The chatbot blends a diverse set of conversational skills — including empathy, knowledge, and personality — together in one system.
"This is the first time a chatbot has learned to blend several conversational skills — including the ability to assume a persona, discuss nearly any topic, and show empathy — in natural, 14-turn conversation flows," according to Facebook.
Facebook's team achieved this through a new chatbot recipe that includes improved decoding techniques, novel blending of skills, and a model with 9.4 billion parameters, which is 3.6x more than the largest existing system.
Facebook's team used previously available public domain conversations that involved 1.5 billion training examples of extracted conversations. Provided that the neural networks are too large to fit on a single device, Facebook utilized techniques such as column-wise model parallelism, which allows us to split the neural network into smaller, more manageable pieces while maintaining maximum efficiency.
The company has released the complete model, code, and evaluation set-up, so that other AI researchers will be able to reproduce this work and continue to advance conversational AI research.

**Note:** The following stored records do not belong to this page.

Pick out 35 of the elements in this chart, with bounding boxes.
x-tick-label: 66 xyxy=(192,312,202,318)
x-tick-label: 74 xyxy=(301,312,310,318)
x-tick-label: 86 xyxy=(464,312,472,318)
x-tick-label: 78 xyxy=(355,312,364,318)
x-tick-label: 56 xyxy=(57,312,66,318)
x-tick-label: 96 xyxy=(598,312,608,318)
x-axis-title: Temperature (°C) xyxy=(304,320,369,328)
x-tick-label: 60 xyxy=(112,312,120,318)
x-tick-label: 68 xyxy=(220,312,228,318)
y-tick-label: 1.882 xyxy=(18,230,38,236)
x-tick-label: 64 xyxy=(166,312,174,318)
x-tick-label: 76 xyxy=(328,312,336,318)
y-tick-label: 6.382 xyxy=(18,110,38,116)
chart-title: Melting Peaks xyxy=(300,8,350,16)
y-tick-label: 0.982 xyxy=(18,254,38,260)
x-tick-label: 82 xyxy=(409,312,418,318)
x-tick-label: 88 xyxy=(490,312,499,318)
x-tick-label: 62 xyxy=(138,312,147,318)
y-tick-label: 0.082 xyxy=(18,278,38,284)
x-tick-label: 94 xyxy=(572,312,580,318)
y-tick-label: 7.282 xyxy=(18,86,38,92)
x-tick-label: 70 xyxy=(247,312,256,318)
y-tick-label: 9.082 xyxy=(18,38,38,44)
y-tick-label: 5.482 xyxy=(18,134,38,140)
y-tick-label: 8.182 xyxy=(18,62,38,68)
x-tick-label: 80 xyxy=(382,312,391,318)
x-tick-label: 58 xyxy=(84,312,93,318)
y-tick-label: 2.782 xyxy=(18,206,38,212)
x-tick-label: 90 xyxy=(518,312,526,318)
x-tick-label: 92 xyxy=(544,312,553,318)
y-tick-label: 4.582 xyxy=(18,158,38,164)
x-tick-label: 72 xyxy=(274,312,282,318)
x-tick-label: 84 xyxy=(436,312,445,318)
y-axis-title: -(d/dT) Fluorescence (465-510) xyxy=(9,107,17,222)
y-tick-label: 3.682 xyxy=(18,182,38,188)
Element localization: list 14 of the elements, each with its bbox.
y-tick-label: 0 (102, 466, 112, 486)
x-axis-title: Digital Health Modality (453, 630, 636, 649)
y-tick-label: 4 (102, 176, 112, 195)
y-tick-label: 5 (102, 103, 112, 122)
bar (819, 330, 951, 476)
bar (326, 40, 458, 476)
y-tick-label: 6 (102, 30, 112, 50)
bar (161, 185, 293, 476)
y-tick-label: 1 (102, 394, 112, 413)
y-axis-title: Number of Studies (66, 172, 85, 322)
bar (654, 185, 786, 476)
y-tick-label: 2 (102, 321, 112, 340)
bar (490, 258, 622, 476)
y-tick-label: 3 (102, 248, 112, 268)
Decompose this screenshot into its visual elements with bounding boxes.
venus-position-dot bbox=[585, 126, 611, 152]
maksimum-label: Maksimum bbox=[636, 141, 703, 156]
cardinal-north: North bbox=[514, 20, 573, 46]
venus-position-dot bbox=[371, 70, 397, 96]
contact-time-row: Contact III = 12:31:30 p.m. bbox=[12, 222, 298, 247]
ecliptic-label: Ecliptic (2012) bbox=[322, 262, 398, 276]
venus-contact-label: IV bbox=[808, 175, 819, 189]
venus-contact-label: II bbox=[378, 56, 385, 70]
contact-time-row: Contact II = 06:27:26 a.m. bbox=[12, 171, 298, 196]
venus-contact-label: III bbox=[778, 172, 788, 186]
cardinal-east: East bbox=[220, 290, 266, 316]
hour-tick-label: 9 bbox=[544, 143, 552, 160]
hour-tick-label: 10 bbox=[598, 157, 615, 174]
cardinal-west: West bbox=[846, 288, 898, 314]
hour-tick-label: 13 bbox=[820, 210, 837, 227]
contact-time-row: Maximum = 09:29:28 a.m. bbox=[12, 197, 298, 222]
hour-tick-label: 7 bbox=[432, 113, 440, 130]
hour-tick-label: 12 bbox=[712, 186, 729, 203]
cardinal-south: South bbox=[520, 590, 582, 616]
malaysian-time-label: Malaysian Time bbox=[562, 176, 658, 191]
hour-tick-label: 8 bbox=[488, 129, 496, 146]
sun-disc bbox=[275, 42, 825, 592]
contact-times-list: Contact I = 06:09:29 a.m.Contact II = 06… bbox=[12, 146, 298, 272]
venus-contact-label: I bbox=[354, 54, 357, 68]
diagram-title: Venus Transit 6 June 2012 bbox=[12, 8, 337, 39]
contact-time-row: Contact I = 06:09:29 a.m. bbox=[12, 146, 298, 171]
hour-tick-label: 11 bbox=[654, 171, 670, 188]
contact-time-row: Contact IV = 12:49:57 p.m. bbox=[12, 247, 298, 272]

To evaluate their model, Facebook's team benchmarked Blender's performance against Google’s latest Meena chatbot through pairwise human evaluations. Since their model has not been released, Facebook used the roughly 100 publicly released and randomized logs for this evaluation. Using the ACUTE-Eval method, human evaluators were shown a series of dialogues between humans paired with each respective chatbot. They were asked:
“Who would you prefer to talk to for a long conversation?” (showing engagingness)
“Which speaker sounds more human?” (showing humanness)
When presented with chats showing Meena in action and chats showing Blender in action, 67 percent of the evaluators said that Facebook's model sounds more human, and 75 percent said that they would rather have a long conversation with Blender than with Meena.
"We’re excited about the progress we’ve made in improving open-domain chatbots. However, we are still far from achieving human-level intelligence in dialogue systems. Though it’s rare, our best models still make mistakes, like contradiction or repetition, and can “hallucinate” knowledge, as is seen in other generative systems. Human evaluations are also generally conducted using relatively brief conversations, and we’d most likely find that sufficiently long conversations would make these issues more apparent, "Facwbook said.
The company is currently exploring ways to further improve the conversational quality of our models in longer conversations with new architectures and different loss functions. The team is also focused on building stronger classifiers to filter out harmful language in dialogues.